Integrated genomics and chemical biology herald an era of sophisticated antibacterial discovery, from defining essential genes to target elucidation

Abstract

The golden age of antibiotic discovery in the 1940s-1960s saw the development and deployment of many different classes of antibiotics, revolutionizing the field of medicine. Since that time, our ability to discover antibiotics of novel structural classes or mechanisms has not kept pace with the ever-growing threat of antibiotic resistance. Recently, advances at the intersection of genomics and chemical biology have enabled efforts to better define the vulnerabilities of essential gene targets, to develop sophisticated whole-cell chemical screening methods that reveal target biology early, and to elucidate small molecule targets and modes of action more effectively. These new technologies have the potential to expand the chemical diversity of antibiotic candidates, as well as the breadth of targets. We illustrate how the latest tools of genomics and chemical biology are being integrated to better understand pathogen vulnerabilities and antibiotic mechanisms in order to inform a new era of antibiotic discovery.

Keywords: antibiotic discovery; gene essentiality; high-throughput screen; mode of action; target.

Figure 1:. Methods for gene essentiality determination.

(A) Transposon strategy: In Transposon Site Hybridization (TraSH) and transposon insertion sequencing (TnSeq) assays, transposon mutant libraries are subjected to growth selection in certain in vitro or in vivo conditions. Genomic DNA is extracted from the surviving population and undergoes library construction, which typically comprises of genome fragmentation or digestion, followed by adaptor ligation such that productive PCR of the transposon junctions with transposon/adaptor primer pairs only occurs in DNA fragments containing a transposon insertion. TraSH then involves in vitro transcription and microarray hybridization of amplified products while TnSeq utilizes next generation sequencing to enumerate amplicons. (B) CRISPRi strategy: In CRISPRi assays, mutant libraries are first engineered to express dCas9 and a comprehensive panel of sequence-specific small-guide RNAs (sgRNAs), and then subjected to growth selection. Plasmids are then recovered from surviving mutants, the sgRNAs are PCR amplified, and amplicons are enumerated by next generation sequencing. In all methods, essential genes are defined as those in which a disruption in expression, either from a transposon or from dCas9, leads to lack of viability and thus drop out in signal output, whether it is fluorescence on a microarray or sequencing reads.

Figure 2.. Merging whole cell screening with pathway or target-based discovery.

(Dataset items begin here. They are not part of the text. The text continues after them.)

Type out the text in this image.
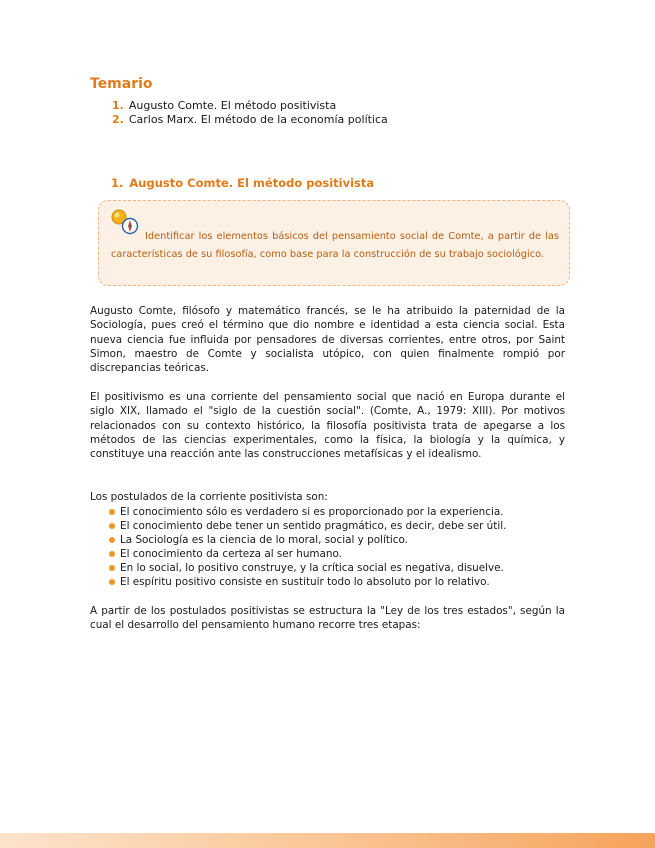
Temario
1. Augusto Comte. El método positivista
2. Carlos Marx. El método de la economía política
1. Augusto Comte. El método positivista

Identificar los elementos básicos del pensamiento social de Comte, a partir de las características de su filosofía, como base para la construcción de su trabajo sociológico.

Augusto Comte, filósofo y matemático francés, se le ha atribuido la paternidad de la Sociología, pues creó el término que dio nombre e identidad a esta ciencia social. Esta nueva ciencia fue influida por pensadores de diversas corrientes, entre otros, por Saint Simon, maestro de Comte y socialista utópico, con quien finalmente rompió por discrepancias teóricas.

El positivismo es una corriente del pensamiento social que nació en Europa durante el siglo XIX, llamado el "siglo de la cuestión social". (Comte, A., 1979: XIII). Por motivos relacionados con su contexto histórico, la filosofía positivista trata de apegarse a los métodos de las ciencias experimentales, como la física, la biología y la química, y constituye una reacción ante las construcciones metafísicas y el idealismo.

Los postulados de la corriente positivista son:

El conocimiento sólo es verdadero si es proporcionado por la experiencia.
El conocimiento debe tener un sentido pragmático, es decir, debe ser útil.
La Sociología es la ciencia de lo moral, social y político.
El conocimiento da certeza al ser humano.
En lo social, lo positivo construye, y la crítica social es negativa, disuelve.
El espíritu positivo consiste en sustituir todo lo absoluto por lo relativo.

A partir de los postulados positivistas se estructura la "Ley de los tres estados", según la cual el desarrollo del pensamiento humano recorre tres etapas:
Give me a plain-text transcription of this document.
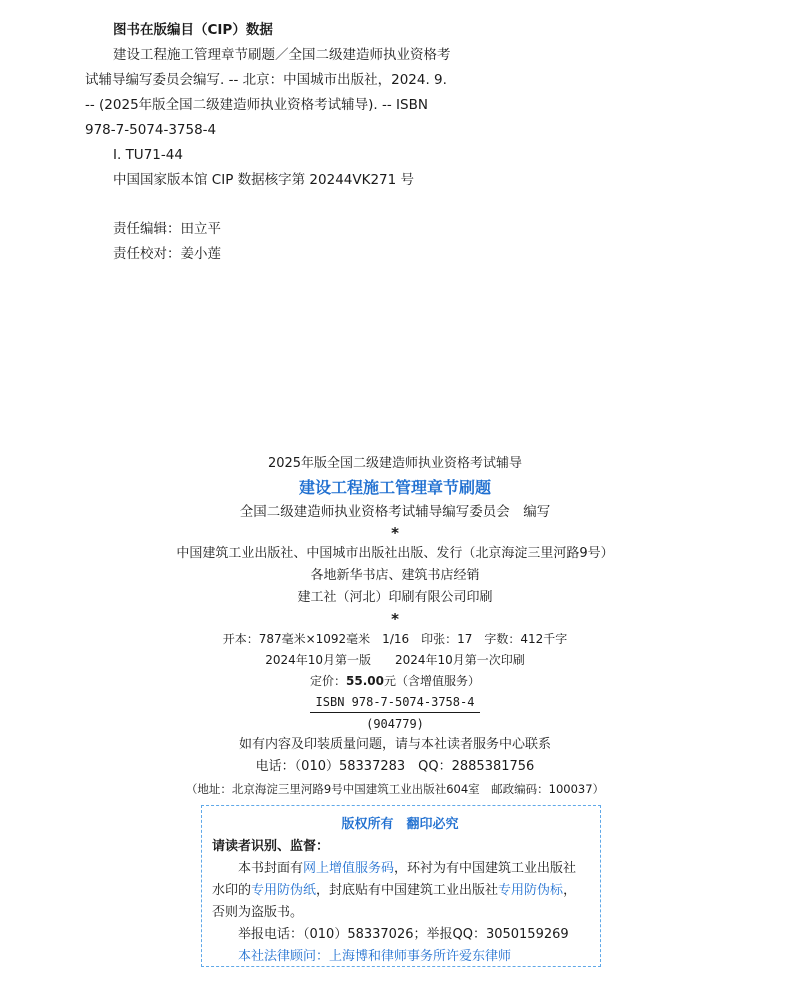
图书在版编目（CIP）数据
建设工程施工管理章节刷题／全国二级建造师执业资格考试辅导编写委员会编写. -- 北京：中国城市出版社，2024. 9. -- (2025年版全国二级建造师执业资格考试辅导). -- ISBN 978-7-5074-3758-4
Ⅰ. TU71-44
中国国家版本馆 CIP 数据核字第 20244VK271 号
责任编辑：田立平
责任校对：姜小莲
2025年版全国二级建造师执业资格考试辅导
建设工程施工管理章节刷题
全国二级建造师执业资格考试辅导编写委员会　编写
*
中国建筑工业出版社、中国城市出版社出版、发行（北京海淀三里河路9号）
各地新华书店、建筑书店经销
建工社（河北）印刷有限公司印刷
*
开本：787毫米×1092毫米　1/16　印张：17　字数：412千字
2024年10月第一版　　2024年10月第一次印刷
定价：55.00元（含增值服务）
ISBN 978-7-5074-3758-4
(904779)
如有内容及印装质量问题，请与本社读者服务中心联系
电话：（010）58337283　QQ：2885381756
（地址：北京海淀三里河路9号中国建筑工业出版社604室　邮政编码：100037）
版权所有　翻印必究
请读者识别、监督：
本书封面有网上增值服务码，环衬为有中国建筑工业出版社水印的专用防伪纸，封底贴有中国建筑工业出版社专用防伪标，否则为盗版书。
举报电话：（010）58337026；举报QQ：3050159269
本社法律顾问：上海博和律师事务所许爱东律师
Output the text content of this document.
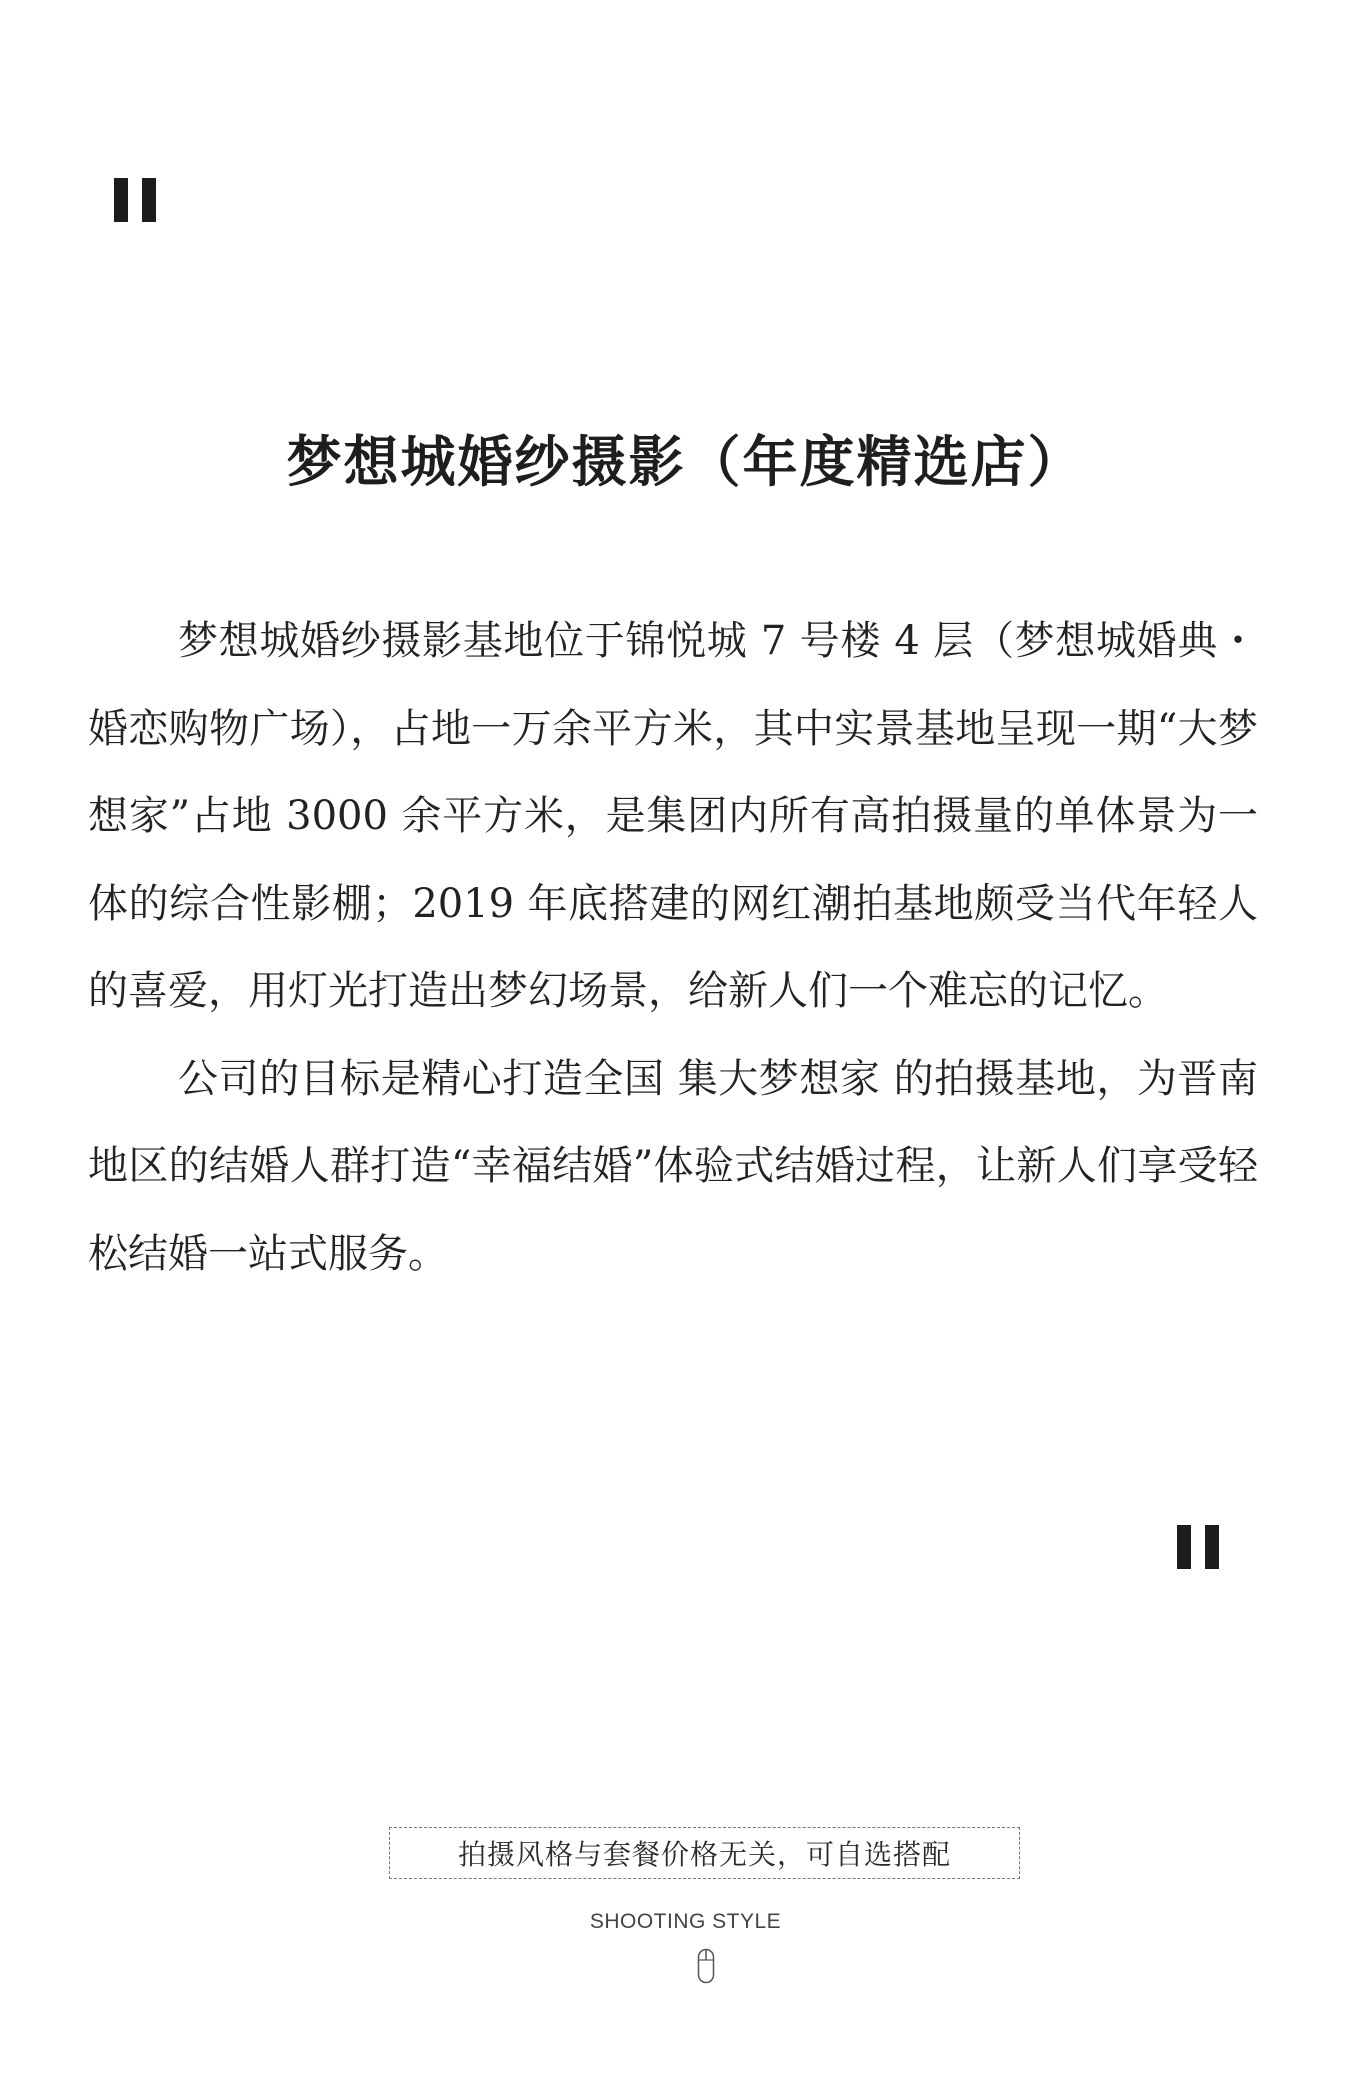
梦想城婚纱摄影（年度精选店）

梦想城婚纱摄影基地位于锦悦城 7 号楼 4 层（梦想城婚典・婚恋购物广场），占地一万余平方米，其中实景基地呈现一期“大梦想家”占地 3000 余平方米，是集团内所有高拍摄量的单体景为一体的综合性影棚；2019 年底搭建的网红潮拍基地颇受当代年轻人的喜爱，用灯光打造出梦幻场景，给新人们一个难忘的记忆。

公司的目标是精心打造全国 集大梦想家 的拍摄基地，为晋南地区的结婚人群打造“幸福结婚”体验式结婚过程，让新人们享受轻松结婚一站式服务。

拍摄风格与套餐价格无关，可自选搭配
SHOOTING STYLE
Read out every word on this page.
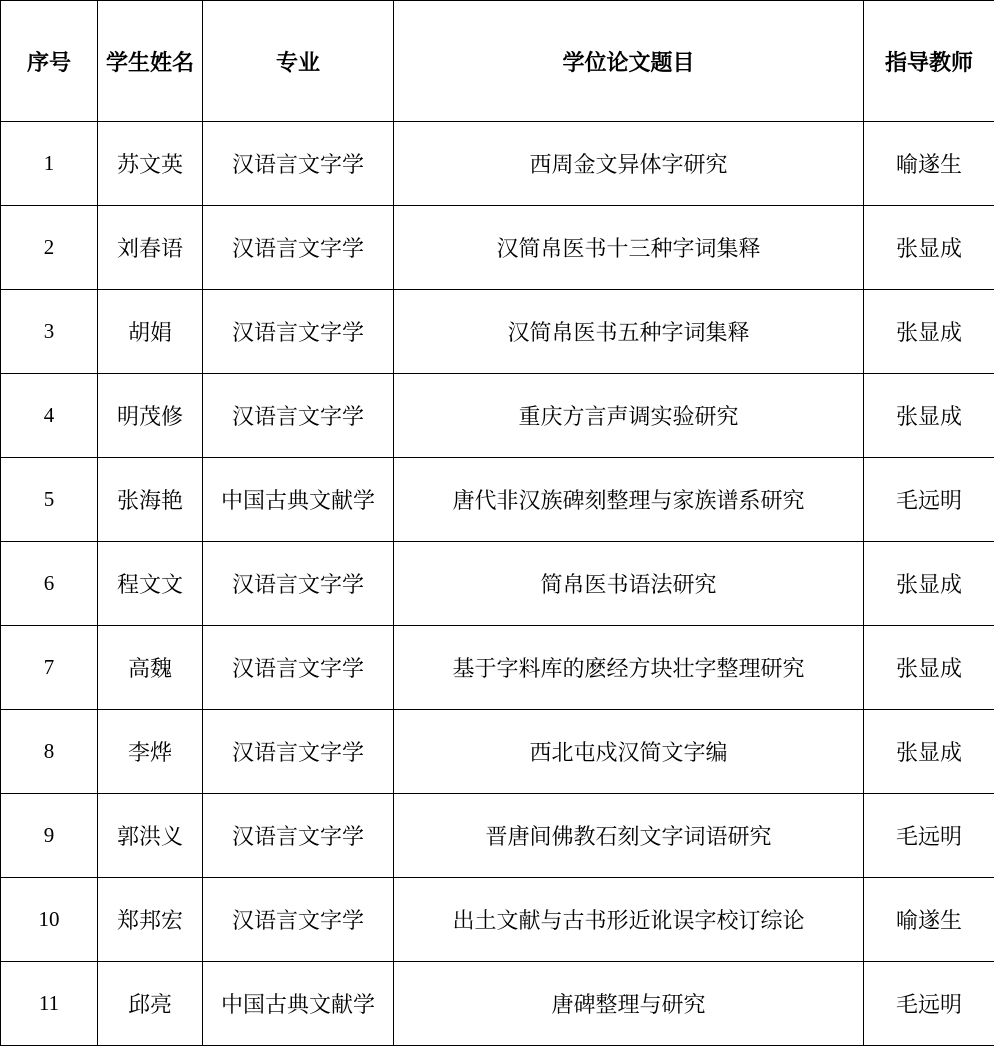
序号	学生姓名	专业	学位论文题目	指导教师
1	苏文英	汉语言文字学	西周金文异体字研究	喻遂生
2	刘春语	汉语言文字学	汉简帛医书十三种字词集释	张显成
3	胡娟	汉语言文字学	汉简帛医书五种字词集释	张显成
4	明茂修	汉语言文字学	重庆方言声调实验研究	张显成
5	张海艳	中国古典文献学	唐代非汉族碑刻整理与家族谱系研究	毛远明
6	程文文	汉语言文字学	简帛医书语法研究	张显成
7	高魏	汉语言文字学	基于字料库的麽经方块壮字整理研究	张显成
8	李烨	汉语言文字学	西北屯戍汉简文字编	张显成
9	郭洪义	汉语言文字学	晋唐间佛教石刻文字词语研究	毛远明
10	郑邦宏	汉语言文字学	出土文献与古书形近讹误字校订综论	喻遂生
11	邱亮	中国古典文献学	唐碑整理与研究	毛远明
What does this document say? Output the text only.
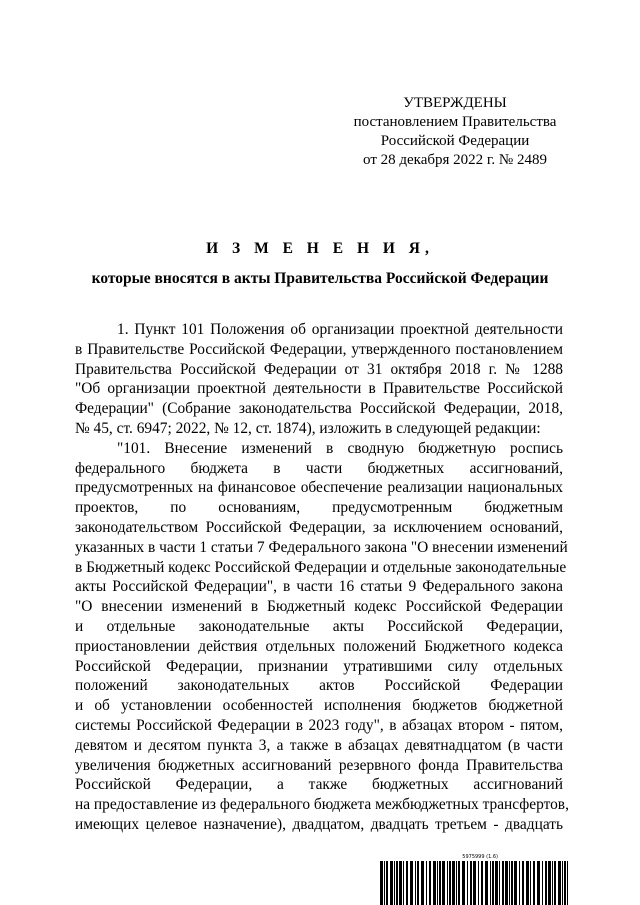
УТВЕРЖДЕНЫ
постановлением Правительства
Российской Федерации
от 28 декабря 2022 г. № 2489
И З М Е Н Е Н И Я,
которые вносятся в акты Правительства Российской Федерации
1. Пункт 101 Положения об организации проектной деятельности
в Правительстве Российской Федерации, утвержденного постановлением
Правительства Российской Федерации от 31 октября 2018 г. № 1288
"Об организации проектной деятельности в Правительстве Российской
Федерации" (Собрание законодательства Российской Федерации, 2018,
№ 45, ст. 6947; 2022, № 12, ст. 1874), изложить в следующей редакции:
"101. Внесение изменений в сводную бюджетную роспись
федерального бюджета в части бюджетных ассигнований,
предусмотренных на финансовое обеспечение реализации национальных
проектов, по основаниям, предусмотренным бюджетным
законодательством Российской Федерации, за исключением оснований,
указанных в части 1 статьи 7 Федерального закона "О внесении изменений
в Бюджетный кодекс Российской Федерации и отдельные законодательные
акты Российской Федерации", в части 16 статьи 9 Федерального закона
"О внесении изменений в Бюджетный кодекс Российской Федерации
и отдельные законодательные акты Российской Федерации,
приостановлении действия отдельных положений Бюджетного кодекса
Российской Федерации, признании утратившими силу отдельных
положений законодательных актов Российской Федерации
и об установлении особенностей исполнения бюджетов бюджетной
системы Российской Федерации в 2023 году", в абзацах втором - пятом,
девятом и десятом пункта 3, а также в абзацах девятнадцатом (в части
увеличения бюджетных ассигнований резервного фонда Правительства
Российской Федерации, а также бюджетных ассигнований
на предоставление из федерального бюджета межбюджетных трансфертов,
имеющих целевое назначение), двадцатом, двадцать третьем - двадцать
5975999 (1.6)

(A) Cell-based, pathway-specific screen and counter screening approaches chemically screen a wildtype (WT) strain of interest for hits that inhibit bacterial growth. Hits identified in the primary screen are then counter screened against a strain deficient in a pathway of interest (e.g., WTA biosynthesis, the Rod system, or LPS biogenesis). Hits that permit growth following counter screening are followed up as pathway specific inhibitors. (B) In target-based, whole cell screening, a hypomorphic strain where an essential gene target is depleted is constructed and both the hypomorph and WT strains are chemically screened for hits that preferentially inhibit the growth of the hypomorph over the WT strain. Identified hits are candidates as gene or pathway specific inhibitors. (C) PRimary screening Of Strains to Prioritize Expanded Chemistry and Targets (PROSPECT) expands on the target-based, whole cell screening depicted in (B) with the screening of many hypomorphs in multiplex. A pool of engineered hypomorphs each carrying a unique genetic barcode is subjected to chemical screening and the census of each strain in the pool following exposure to small molecule treatment is measured by isolating DNA from all bacteria in each well, amplifying the bar code of each strain and counting the representation within the pool using NGS. Hypomorphs that are underrepresented in each pool are more sensitive to small molecule treatment relative to other members of the pool, suggesting that the hit may be targeting either the corresponding depleted gene product or an interacting pathway.

Figure 3:. Target identification and/or MOA prediction methods for a novel inhibitor.

(ABX = novel inhibitor; X = cognate target) (A) Genetic methods include isolation and whole genome sequencing (WGS) of resistant clones, activity profiles against gene dosage libraries with over- or under-expression of specific genes of interest, and transcriptomics-based generation of gene expression signature profiles with a panel of antibiotics, which includes antibiotics with known targets for reference-based analysis and novel small molecules, to aid MOA prediction. (B) Proteomic methods include affinity-based pull down of a target by tagged, immobilized small molecule followed by quantitative mass spectrometry and thermal proteome profiling of stabilization of a putative target across a temperature gradient by the small molecule detected by quantitative mass spectrometry. (C) Metabolomics-based detection of substrate accumulation and product depletion after treatment can point to the putative target or target pathway. D) Confocal microscopy-based analysis of morphology points to the broader, macromolecular process impacted by the small molecule and is also used for a profiling strategy for MOA prediction.